Everyone's thinking the same thing: "I hope the Plastic Mancunians's not on this train!"

That said, if you can avoid the crush of rush hour, the Tube is a wonderful place to watch people. London is a diverse place with a wide range of cultures visiting or living there.  The Tube is by far the best way to explore the city and its surroundings. There is always a Tube station near to most places at the heart of the city.

You could also catch a cab if you are feeling rich, although you probably have to endure a conversation with a good old cockney cab driver who stereotypically have their vast opinions on the world and how to solve all its problems. I’m certain that Boris Johnson, the Mayor of London, gets most of his ideas from cab drivers.

Mind you, they are impressive simply because in order to be a taxi driver in London, you have to pass a punishing exam called The Knowledge where they have to learn the best routes around the city without ever having to look at a map or relying on satellite navigation systems. They need to learn over 25,000 roads and 50,000 points of interest.

That's an exam I would NOT like to take!

"Where do you want to go? Tower Bridge?"
Talking to cab drivers might be okay for Londoners but the further away you live, or if you are from a foreign country, you may find it difficult to understand the cockney accent, particularly if they start using cockney-rhyming slang.

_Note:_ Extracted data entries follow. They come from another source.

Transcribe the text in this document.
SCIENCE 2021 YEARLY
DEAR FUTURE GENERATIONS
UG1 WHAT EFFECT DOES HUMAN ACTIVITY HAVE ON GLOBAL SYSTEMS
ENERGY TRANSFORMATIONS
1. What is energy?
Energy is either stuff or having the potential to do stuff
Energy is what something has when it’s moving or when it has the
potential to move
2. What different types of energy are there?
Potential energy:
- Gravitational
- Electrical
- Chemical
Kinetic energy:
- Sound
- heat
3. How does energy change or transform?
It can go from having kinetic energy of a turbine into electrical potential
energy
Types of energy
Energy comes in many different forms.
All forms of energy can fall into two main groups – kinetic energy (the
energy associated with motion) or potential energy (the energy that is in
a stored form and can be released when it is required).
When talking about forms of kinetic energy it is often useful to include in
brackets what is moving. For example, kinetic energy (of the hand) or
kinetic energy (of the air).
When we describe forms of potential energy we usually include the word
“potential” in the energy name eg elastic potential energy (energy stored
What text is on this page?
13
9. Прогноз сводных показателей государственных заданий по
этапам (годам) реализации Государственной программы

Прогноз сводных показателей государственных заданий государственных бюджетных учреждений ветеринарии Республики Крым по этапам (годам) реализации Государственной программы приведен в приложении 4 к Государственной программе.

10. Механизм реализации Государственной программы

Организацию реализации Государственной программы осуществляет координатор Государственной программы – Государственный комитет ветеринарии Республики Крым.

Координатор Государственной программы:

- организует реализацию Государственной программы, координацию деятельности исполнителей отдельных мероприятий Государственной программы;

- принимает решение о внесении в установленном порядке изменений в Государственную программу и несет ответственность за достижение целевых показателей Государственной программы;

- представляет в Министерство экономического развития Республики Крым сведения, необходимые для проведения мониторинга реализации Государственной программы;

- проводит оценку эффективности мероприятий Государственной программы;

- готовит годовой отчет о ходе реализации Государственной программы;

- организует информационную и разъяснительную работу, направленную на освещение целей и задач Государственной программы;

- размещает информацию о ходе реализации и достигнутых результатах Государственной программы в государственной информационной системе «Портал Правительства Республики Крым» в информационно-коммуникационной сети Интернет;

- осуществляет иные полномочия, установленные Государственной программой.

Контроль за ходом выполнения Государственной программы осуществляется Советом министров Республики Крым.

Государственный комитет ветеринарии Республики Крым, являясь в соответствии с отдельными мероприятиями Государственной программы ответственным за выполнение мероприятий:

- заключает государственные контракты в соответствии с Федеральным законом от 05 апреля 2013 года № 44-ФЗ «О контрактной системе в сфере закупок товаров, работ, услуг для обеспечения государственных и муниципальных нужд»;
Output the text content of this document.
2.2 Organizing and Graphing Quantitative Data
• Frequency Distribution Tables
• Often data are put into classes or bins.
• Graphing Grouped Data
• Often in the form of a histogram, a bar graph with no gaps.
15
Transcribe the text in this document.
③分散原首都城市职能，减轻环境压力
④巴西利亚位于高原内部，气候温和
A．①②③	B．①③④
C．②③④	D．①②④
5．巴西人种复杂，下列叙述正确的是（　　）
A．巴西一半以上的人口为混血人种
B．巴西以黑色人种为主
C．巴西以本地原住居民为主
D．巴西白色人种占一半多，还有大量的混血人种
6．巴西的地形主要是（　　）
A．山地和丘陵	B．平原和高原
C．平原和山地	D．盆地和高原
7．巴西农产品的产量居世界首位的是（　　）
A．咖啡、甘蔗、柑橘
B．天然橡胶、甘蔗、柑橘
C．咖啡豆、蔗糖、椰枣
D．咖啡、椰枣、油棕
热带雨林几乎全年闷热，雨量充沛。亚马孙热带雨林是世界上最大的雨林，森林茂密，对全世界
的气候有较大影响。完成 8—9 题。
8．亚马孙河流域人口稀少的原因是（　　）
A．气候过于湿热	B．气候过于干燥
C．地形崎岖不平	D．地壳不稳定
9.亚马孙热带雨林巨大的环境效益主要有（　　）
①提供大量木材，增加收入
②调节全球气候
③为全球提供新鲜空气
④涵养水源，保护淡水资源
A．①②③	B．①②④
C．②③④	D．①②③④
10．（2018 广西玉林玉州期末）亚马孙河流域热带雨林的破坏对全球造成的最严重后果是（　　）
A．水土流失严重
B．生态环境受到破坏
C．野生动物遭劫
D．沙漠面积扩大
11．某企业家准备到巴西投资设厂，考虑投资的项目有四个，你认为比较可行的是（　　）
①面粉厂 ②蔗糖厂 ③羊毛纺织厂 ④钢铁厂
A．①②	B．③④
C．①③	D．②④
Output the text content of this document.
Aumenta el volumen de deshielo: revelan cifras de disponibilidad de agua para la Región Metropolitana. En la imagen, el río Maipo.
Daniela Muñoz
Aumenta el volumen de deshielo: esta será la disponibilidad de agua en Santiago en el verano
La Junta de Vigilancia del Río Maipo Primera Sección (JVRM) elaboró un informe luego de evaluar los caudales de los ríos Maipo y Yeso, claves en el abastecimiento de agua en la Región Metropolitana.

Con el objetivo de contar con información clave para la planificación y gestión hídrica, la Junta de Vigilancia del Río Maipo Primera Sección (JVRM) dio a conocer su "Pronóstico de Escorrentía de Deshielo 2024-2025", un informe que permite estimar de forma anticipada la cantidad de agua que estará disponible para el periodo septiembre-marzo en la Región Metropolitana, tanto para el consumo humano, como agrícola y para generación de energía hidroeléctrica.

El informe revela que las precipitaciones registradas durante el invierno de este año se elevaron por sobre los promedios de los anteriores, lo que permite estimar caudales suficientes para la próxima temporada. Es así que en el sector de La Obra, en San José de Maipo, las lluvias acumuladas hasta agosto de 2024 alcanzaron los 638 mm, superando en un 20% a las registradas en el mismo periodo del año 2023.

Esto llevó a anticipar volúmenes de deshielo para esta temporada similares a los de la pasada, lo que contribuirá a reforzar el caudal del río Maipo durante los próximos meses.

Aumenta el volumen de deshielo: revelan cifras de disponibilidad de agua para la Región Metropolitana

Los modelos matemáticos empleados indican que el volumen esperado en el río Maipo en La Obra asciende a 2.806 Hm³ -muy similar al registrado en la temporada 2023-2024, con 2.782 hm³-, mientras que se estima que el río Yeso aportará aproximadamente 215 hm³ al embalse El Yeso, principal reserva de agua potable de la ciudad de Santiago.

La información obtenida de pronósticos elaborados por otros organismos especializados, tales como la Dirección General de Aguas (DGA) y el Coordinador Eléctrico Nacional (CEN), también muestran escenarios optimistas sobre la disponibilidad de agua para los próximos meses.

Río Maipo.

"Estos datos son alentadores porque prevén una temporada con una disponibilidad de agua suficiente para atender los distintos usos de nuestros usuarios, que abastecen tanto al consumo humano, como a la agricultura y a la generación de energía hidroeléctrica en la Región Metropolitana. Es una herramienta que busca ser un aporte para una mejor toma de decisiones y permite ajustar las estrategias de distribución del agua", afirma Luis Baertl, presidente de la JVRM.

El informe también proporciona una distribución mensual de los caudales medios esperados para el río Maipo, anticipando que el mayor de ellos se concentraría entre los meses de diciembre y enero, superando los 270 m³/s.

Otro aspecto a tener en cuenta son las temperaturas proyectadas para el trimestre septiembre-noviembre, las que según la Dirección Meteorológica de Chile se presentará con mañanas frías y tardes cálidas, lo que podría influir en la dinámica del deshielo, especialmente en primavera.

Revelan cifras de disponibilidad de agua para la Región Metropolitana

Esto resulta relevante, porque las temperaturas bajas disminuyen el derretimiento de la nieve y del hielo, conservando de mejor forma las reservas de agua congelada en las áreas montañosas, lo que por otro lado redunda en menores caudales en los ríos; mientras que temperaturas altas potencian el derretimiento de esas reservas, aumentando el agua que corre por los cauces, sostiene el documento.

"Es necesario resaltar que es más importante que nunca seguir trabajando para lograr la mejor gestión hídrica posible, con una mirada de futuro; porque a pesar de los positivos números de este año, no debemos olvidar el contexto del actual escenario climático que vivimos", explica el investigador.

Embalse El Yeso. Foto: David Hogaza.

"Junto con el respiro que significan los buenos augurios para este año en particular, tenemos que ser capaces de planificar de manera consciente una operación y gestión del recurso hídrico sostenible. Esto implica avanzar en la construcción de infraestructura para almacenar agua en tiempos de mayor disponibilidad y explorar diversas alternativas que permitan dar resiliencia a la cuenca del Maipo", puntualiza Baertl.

Basically, cockney-rhyming slang developed out of a need by the dodgy characters in London trying to disguise what they were saying in order to hide stuff from the police. Here are some examples:

Apple and Pears – stairs

Trouble and Strife – Wife

Tea Leaf – Thief

Boat Race – Face

Hampstead Heath – Teeth

Plates of Meat – Feet

Barnet Fair – Hair

Brown Bread – Dead

Duke of Kent – Rent

Does this video make any sense to you?



This man is a cockney:




This man isn’t:



That’s just embarrassing!!!

Next year, we’re planning a two centre holiday, starting off with a weekend in London before catching the Eurostar under the Channel Tunnel to spend a few days in Paris. Basically we’re going to be total tourists for a week in two of my favourite European cities.

In the meantime, I’ll leave you with a couple of photos of London from previous visits.

The Queen's everywhere. She is now Britain's longest serving monarch. Well done!

Tower Bridge on a sunny day

I have to be nice to royalty otherwise I'll end up here ...

... and these guys will arrest me!

Puttin' on the Ritz!

The Queen lives here!

David Cameron makes bad decisions here!

The London Eye - Forget it! I'm scared of heights!

No fog today!

St Paul's Cathedral.

Tower Bridge opened especially for me!

I'm sure you'll enjoy it if ever you get the chance to visit London. Remember - just nod when cab drivers try to solve the world's problems - and whatever you do, don't say nasty things about their Boat Race or Trouble and Strife!